A vida dos jovens negros: liberdade já! Basta de racismo!

A formação da nação brasileira impôs uma classe trabalhadora marcada pelo racismo. O racismo é uma ideologia de dominação, que surge e se desenvolve com a exploração do homem pelo homem, e está assentado nas bases do imperialismo capitalista.


O grupo paulistano de rap Racionais MC’s, ícone da cultura negra no país, conquistou projeção nacional na década de 90 cantando o duro cotidiano das periferias brasileiras e do sistema carcerário. Em suas letras, o grupo denunciava os impactos da violência e da exclusão social contra a população negra no Brasil. Na música Capítulo 4, Versículo 3, do Sobrevivendo ao Inferno (1997), o rapper Primo Preto recita: “60% dos jovens de periferia sem antecedentes criminais já sofreram violência policial / A cada quatro pessoas mortas pela polícia, três são negras / Nas universidades brasileiras, apenas 2% dos alunos são negros / A cada quatro horas um jovem negro morre violentamente em São Paulo”. De lá para cá, o que mudou na vida do jovem negro?


A cada quatro mortos pela polícia, três são negros


Passados 24 anos, o índice permanece o mesmo. O Fórum Brasileiro de Segurança Pública divulgou relatório em 2020 demonstrando que 74,4% das 39.561 vítimas de homicídio eram negros. O índice sobe para 79,1% quando o responsável do assassinato foi um policial.

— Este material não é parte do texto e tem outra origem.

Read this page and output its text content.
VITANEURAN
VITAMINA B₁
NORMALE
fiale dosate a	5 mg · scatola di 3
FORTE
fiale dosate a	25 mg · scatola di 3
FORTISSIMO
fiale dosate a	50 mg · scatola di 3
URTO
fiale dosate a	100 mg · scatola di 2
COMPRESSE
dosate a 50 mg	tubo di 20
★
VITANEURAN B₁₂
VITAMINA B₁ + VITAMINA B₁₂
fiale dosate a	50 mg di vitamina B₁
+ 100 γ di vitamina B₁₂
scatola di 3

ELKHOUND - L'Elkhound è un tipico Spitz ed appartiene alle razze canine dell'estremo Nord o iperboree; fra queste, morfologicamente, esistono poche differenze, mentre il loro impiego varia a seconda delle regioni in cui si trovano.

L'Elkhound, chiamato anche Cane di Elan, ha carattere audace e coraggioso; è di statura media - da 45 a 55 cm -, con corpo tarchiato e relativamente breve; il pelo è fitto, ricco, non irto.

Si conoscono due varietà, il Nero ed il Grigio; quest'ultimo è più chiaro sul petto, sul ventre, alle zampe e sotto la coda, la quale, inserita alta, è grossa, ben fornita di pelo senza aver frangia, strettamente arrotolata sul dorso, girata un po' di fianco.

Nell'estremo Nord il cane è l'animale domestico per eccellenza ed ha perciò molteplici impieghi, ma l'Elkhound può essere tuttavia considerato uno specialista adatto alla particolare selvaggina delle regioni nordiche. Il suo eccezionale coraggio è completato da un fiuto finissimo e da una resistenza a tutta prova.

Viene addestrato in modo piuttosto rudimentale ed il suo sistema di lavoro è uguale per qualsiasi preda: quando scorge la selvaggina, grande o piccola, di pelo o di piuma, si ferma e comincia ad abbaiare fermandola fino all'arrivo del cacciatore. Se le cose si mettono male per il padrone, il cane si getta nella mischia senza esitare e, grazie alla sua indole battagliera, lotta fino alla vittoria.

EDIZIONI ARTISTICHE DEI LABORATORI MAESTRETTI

As principais vítimas das intervenções policiais são homens negros (79,1%) e jovens de até 29 anos (74,3%). Com efeito, a cada dez mortos pela polícia brasileira, oito são negros.


A cada quatro horas, um negro morre violentamente


O Atlas da Violência revela que assassinatos de negros cresceu 11,5% em 10 anos. Para cada pessoa branca assassinada em 2018, 2,7 negros foram mortos, representando 75,7% das vítimas. A taxa de homicídio a cada 100 mil habitantes foi de 13,9% entre brancos e 37,8% de negros. A quantidade de mulheres negras mortas pela violência também subiu 12,4%, relativa à de mulheres brancas que reduziu 11,7%. Ao todo, 30.873 jovens na faixa etária entre 15 e 29 anos foram mortos, equivalente a 53,3% dos casos. A campanha Jovem Negro Vivo, promovida pela Anistia Internacional, resume essa chocante situação: 30 mil por ano, 2.500 por mês, 83 por dia, 7 a cada duas horas, 77% são jovens negros.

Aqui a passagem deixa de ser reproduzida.